Daryl asked me, "Did you see my mistake?" Rarely have I heard that. Usually people try to cover up their mistakes. "What?" "My mistake. I missed getting two verses up, and I could have kicked myself." (at the end of a 41 verse section and after five songs and two readings plus announcements) The parenthetical comments are mine and, I had not noticed. He did.

Running graphics on Sunday morning at Perimeter Church may be one on the hardest acts of service in the universe. You are in a box at the top of the auditorium, isolated, needing to have "close to perfect" timing to get slide after slide up at just the right moment. Not too early, not too late. If the speaker deviates, you need to go with him. To the last slide, to a slide that is three ahead, to no slide (if he quotes something he did not give you a slide for). Readings need to come up as the worship pastor turns his head to the screen and announcements just when we speak them but, not for too long.

Pressure. Then to do it again Sunday morning (with some last minute changes) and finally at 10:45 again, when it may be easy to lose concentration because you have seen the slides 16 times since Thursday night. After it is all over, at the benediction, you turn and greet the guy or gal who has been sitting next to you for ten hours of your week, the switcher of cameras shots. Sound exciting?

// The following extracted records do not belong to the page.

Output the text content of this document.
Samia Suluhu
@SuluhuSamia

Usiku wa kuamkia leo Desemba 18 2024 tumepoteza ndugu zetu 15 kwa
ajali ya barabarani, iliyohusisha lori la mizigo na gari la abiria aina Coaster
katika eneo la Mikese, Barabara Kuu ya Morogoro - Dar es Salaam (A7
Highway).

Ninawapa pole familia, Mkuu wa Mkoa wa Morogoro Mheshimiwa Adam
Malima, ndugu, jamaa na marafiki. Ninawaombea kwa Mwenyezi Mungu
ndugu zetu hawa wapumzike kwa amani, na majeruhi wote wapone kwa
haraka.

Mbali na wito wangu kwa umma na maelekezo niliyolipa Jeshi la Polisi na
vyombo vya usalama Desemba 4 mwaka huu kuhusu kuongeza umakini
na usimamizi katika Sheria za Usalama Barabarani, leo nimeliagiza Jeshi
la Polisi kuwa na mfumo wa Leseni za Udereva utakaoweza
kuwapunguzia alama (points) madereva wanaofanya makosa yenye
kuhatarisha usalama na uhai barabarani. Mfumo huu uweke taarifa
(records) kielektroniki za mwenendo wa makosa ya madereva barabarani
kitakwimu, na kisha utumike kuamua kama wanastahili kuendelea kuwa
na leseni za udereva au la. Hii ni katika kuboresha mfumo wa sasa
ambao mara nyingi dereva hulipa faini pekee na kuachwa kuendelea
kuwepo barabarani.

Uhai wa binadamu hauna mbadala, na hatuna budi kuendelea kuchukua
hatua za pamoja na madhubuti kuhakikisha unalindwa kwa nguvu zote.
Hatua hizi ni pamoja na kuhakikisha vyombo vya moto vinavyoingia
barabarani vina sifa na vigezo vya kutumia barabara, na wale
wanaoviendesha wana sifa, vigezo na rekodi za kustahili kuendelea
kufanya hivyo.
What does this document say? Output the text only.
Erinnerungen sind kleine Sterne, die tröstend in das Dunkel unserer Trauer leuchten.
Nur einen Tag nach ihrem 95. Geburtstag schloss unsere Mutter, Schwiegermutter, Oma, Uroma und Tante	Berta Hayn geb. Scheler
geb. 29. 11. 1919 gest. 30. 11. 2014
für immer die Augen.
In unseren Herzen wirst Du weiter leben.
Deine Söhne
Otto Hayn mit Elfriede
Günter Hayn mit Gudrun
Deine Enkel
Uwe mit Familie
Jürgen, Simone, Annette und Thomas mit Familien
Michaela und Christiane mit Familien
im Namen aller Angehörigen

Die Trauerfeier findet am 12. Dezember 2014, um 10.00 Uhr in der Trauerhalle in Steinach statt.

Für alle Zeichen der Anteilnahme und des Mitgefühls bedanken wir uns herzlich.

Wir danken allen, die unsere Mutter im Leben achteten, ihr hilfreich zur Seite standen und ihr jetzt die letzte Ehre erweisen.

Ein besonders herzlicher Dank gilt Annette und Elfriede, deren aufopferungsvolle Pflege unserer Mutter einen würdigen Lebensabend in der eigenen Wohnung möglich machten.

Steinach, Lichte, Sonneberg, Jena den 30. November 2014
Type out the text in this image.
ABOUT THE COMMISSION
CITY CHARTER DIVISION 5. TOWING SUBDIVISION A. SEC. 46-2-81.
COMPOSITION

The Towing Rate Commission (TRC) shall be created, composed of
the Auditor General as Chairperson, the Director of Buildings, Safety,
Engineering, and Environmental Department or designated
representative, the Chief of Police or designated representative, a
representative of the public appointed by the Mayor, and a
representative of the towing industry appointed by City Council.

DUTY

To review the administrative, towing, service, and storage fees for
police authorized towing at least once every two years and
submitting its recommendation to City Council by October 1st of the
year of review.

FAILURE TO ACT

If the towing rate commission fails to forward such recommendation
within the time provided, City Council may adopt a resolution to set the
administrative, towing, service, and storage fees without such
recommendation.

Let me say a few things about these folks. It is a true act of service (no one gets paid). They strive for perfection because they want people to worship well. They glorify God by what they do, but more by their hearts (ie) who they are. Next time you are in service, glance up, way up, and smile as you thank God for those who work silently behind the scenes for Him and for you. You might even climb the stairs and thank him or her. But not while they are trying to keep time turning slides.

Last point. They may make a mistake. It happens to all of us. O that we would strive for perfection, like Daryl does with slides, in our walk with the Lord. Granted, we will miss a verse or two from time to time. But the striving and desire count for much. Blessings.